Fontanarrosa era tan especial que convirtió un evento solemne como el III Congreso de la Lengua Española en Rosario ─Argentina─, el 20 de noviembre de 2004, en una reflexión humorística que arrancaba carcajadas al auditorio, sobre la utilización social de palabras llamadas comúnmente “malas palabras”, Su conferencia se tituló Sobre las malas palabras. En esa memorable y recordada conferencia exponía: “Yo como casi siempre hablo desde el desconocimiento”, propuso y aseguró: «La pregunta que ahora me hago es por qué son malas las malas palabras. O sea, quién las define. Por qué, qué actitud tienen las malas palabras. ¿Les pegan a las otras palabras? ¿Son malas porque son malas de calidad, o sea, ¿cuándo uno las pronuncia se deterioran y se dejan de usar? ¿Tienen actitudes reñidas con la moral? Sí, obviamente. Pero no sé quién las define como malas palabras. Tal vez sean como esos villanos de las viejas películas que nosotros veíamos que en principio eran buenos pero que la sociedad los hizo malos. Tal vez nosotros al marginarlas las hemos derivado en palabras malas ¿no es cierto?”.

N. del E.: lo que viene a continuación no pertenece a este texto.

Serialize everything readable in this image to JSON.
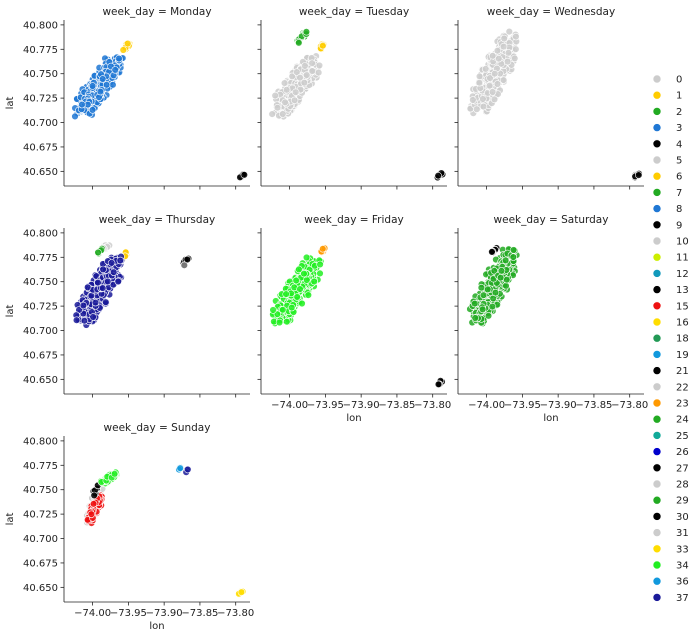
{
  "chart_data": {
    "type": "scatter",
    "facet_variable": "week_day",
    "xlabel": "lon",
    "ylabel": "lat",
    "xlim": [
      -74.04,
      -73.78
    ],
    "ylim": [
      40.635,
      40.805
    ],
    "xticks": [
      -74.0,
      -73.95,
      -73.9,
      -73.85,
      -73.8
    ],
    "xtick_labels": [
      "−74.00",
      "−73.95",
      "−73.90",
      "−73.85",
      "−73.80"
    ],
    "yticks": [
      40.65,
      40.675,
      40.7,
      40.725,
      40.75,
      40.775,
      40.8
    ],
    "ytick_labels": [
      "40.650",
      "40.675",
      "40.700",
      "40.725",
      "40.750",
      "40.775",
      "40.800"
    ],
    "grid": false,
    "legend_position": "right",
    "legend": [
      {
        "label": "0",
        "color": "#cccccc"
      },
      {
        "label": "1",
        "color": "#ffcc00"
      },
      {
        "label": "2",
        "color": "#22aa22"
      },
      {
        "label": "3",
        "color": "#1f77d4"
      },
      {
        "label": "4",
        "color": "#000000"
      },
      {
        "label": "5",
        "color": "#cccccc"
      },
      {
        "label": "6",
        "color": "#ffcc00"
      },
      {
        "label": "7",
        "color": "#22aa22"
      },
      {
        "label": "8",
        "color": "#1f77d4"
      },
      {
        "label": "9",
        "color": "#000000"
      },
      {
        "label": "10",
        "color": "#cccccc"
      },
      {
        "label": "11",
        "color": "#ccee00"
      },
      {
        "label": "12",
        "color": "#1199bb"
      },
      {
        "label": "13",
        "color": "#000000"
      },
      {
        "label": "15",
        "color": "#ee1111"
      },
      {
        "label": "16",
        "color": "#ffdd00"
      },
      {
        "label": "18",
        "color": "#229955"
      },
      {
        "label": "19",
        "color": "#1199dd"
      },
      {
        "label": "21",
        "color": "#000000"
      },
      {
        "label": "22",
        "color": "#cccccc"
      },
      {
        "label": "23",
        "color": "#ff9900"
      },
      {
        "label": "24",
        "color": "#22aa22"
      },
      {
        "label": "25",
        "color": "#11aa99"
      },
      {
        "label": "26",
        "color": "#0000cc"
      },
      {
        "label": "27",
        "color": "#000000"
      },
      {
        "label": "28",
        "color": "#cccccc"
      },
      {
        "label": "29",
        "color": "#22aa22"
      },
      {
        "label": "30",
        "color": "#000000"
      },
      {
        "label": "31",
        "color": "#cccccc"
      },
      {
        "label": "33",
        "color": "#ffdd00"
      },
      {
        "label": "34",
        "color": "#22ee22"
      },
      {
        "label": "36",
        "color": "#1199dd"
      },
      {
        "label": "37",
        "color": "#1a1a99"
      }
    ],
    "panels": [
      {
        "title": "week_day = Monday",
        "clusters": [
          {
            "color": "#22aa22",
            "lon": [
              -74.01,
              -73.99
            ],
            "lat": [
              40.715,
              40.74
            ],
            "n": 40
          },
          {
            "color": "#1f77d4",
            "lon": [
              -74.025,
              -73.955
            ],
            "lat": [
              40.705,
              40.77
            ],
            "n": 260
          },
          {
            "color": "#ffcc00",
            "lon": [
              -73.958,
              -73.948
            ],
            "lat": [
              40.773,
              40.782
            ],
            "n": 18
          },
          {
            "color": "#000000",
            "lon": [
              -73.795,
              -73.785
            ],
            "lat": [
              40.643,
              40.649
            ],
            "n": 7
          }
        ]
      },
      {
        "title": "week_day = Tuesday",
        "clusters": [
          {
            "color": "#cccccc",
            "lon": [
              -74.025,
              -73.955
            ],
            "lat": [
              40.705,
              40.77
            ],
            "n": 280
          },
          {
            "color": "#22aa22",
            "lon": [
              -73.99,
              -73.975
            ],
            "lat": [
              40.78,
              40.795
            ],
            "n": 16
          },
          {
            "color": "#ffcc00",
            "lon": [
              -73.96,
              -73.95
            ],
            "lat": [
              40.772,
              40.782
            ],
            "n": 10
          },
          {
            "color": "#000000",
            "lon": [
              -73.795,
              -73.785
            ],
            "lat": [
              40.643,
              40.649
            ],
            "n": 7
          }
        ]
      },
      {
        "title": "week_day = Wednesday",
        "clusters": [
          {
            "color": "#cccccc",
            "lon": [
              -74.025,
              -73.955
            ],
            "lat": [
              40.705,
              40.795
            ],
            "n": 320
          },
          {
            "color": "#000000",
            "lon": [
              -73.795,
              -73.785
            ],
            "lat": [
              40.643,
              40.649
            ],
            "n": 7
          }
        ]
      },
      {
        "title": "week_day = Thursday",
        "clusters": [
          {
            "color": "#cccccc",
            "lon": [
              -73.99,
              -73.975
            ],
            "lat": [
              40.78,
              40.79
            ],
            "n": 14
          },
          {
            "color": "#22aa22",
            "lon": [
              -73.995,
              -73.985
            ],
            "lat": [
              40.778,
              40.784
            ],
            "n": 6
          },
          {
            "color": "#ffcc00",
            "lon": [
              -73.96,
              -73.95
            ],
            "lat": [
              40.772,
              40.782
            ],
            "n": 10
          },
          {
            "color": "#1a1a99",
            "lon": [
              -74.025,
              -73.955
            ],
            "lat": [
              40.705,
              40.778
            ],
            "n": 320
          },
          {
            "color": "#000000",
            "lon": [
              -73.875,
              -73.865
            ],
            "lat": [
              40.768,
              40.775
            ],
            "n": 6
          },
          {
            "color": "#777777",
            "lon": [
              -73.875,
              -73.87
            ],
            "lat": [
              40.765,
              40.768
            ],
            "n": 2
          }
        ]
      },
      {
        "title": "week_day = Friday",
        "clusters": [
          {
            "color": "#22ee22",
            "lon": [
              -74.025,
              -73.955
            ],
            "lat": [
              40.705,
              40.775
            ],
            "n": 300
          },
          {
            "color": "#ff9900",
            "lon": [
              -73.958,
              -73.95
            ],
            "lat": [
              40.778,
              40.785
            ],
            "n": 5
          },
          {
            "color": "#000000",
            "lon": [
              -73.795,
              -73.785
            ],
            "lat": [
              40.643,
              40.649
            ],
            "n": 7
          }
        ]
      },
      {
        "title": "week_day = Saturday",
        "clusters": [
          {
            "color": "#22aa22",
            "lon": [
              -74.025,
              -73.955
            ],
            "lat": [
              40.705,
              40.785
            ],
            "n": 310
          },
          {
            "color": "#000000",
            "lon": [
              -73.995,
              -73.985
            ],
            "lat": [
              40.778,
              40.785
            ],
            "n": 7
          }
        ]
      },
      {
        "title": "week_day = Sunday",
        "clusters": [
          {
            "color": "#cccccc",
            "lon": [
              -74.01,
              -73.985
            ],
            "lat": [
              40.715,
              40.755
            ],
            "n": 60
          },
          {
            "color": "#ee1111",
            "lon": [
              -74.01,
              -73.985
            ],
            "lat": [
              40.715,
              40.745
            ],
            "n": 90
          },
          {
            "color": "#000000",
            "lon": [
              -74.002,
              -73.99
            ],
            "lat": [
              40.743,
              40.755
            ],
            "n": 14
          },
          {
            "color": "#22ee22",
            "lon": [
              -73.99,
              -73.965
            ],
            "lat": [
              40.755,
              40.768
            ],
            "n": 60
          },
          {
            "color": "#1199dd",
            "lon": [
              -73.88,
              -73.874
            ],
            "lat": [
              40.77,
              40.775
            ],
            "n": 5
          },
          {
            "color": "#1a1a99",
            "lon": [
              -73.87,
              -73.866
            ],
            "lat": [
              40.767,
              40.772
            ],
            "n": 3
          },
          {
            "color": "#ffdd00",
            "lon": [
              -73.796,
              -73.787
            ],
            "lat": [
              40.643,
              40.649
            ],
            "n": 8
          }
        ]
      }
    ]
  }
}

En el 2003 le diagnostican esclerosis lateral amiotrófica, lo que le llevó a estar en silla de ruedas y, el 18 de enero de 2007, anunciar que no podía dibujar más. El humorista gráfico y escritor había perdido el control total de su mano derecha a causa de la enfermedad. Falleció el 19 de julio de 2007, a la edad de sesenta y dos años.

El poeta y escritor venezolano Gonzalo Fragui lo recuerda así en sus Poeterías:

I
Uno de los personajes más conocidos del caricaturista argentino, Fontanarrosa, es Inodoro Pereyra.

Un día, Pereyra se encontraba tomando tragos y un amigo le reclama:
– Es que usted es muy vago.

Inodoro se defiende:
– Vago no, quizá algo tímido para el esfuerzo.

II
– «¿Qué deseas para tu hijo?».

Fontanarrosa respondió:
– «Deseo que sus amigos se pongan felices cuando lo vean venir».

III

Una vez le preguntaron a Fontanarrosa qué pensaba de la vida de Maradona, y dijo:
– “No sé qué hizo Diego con su vida, yo sé lo que hizo con la mía”.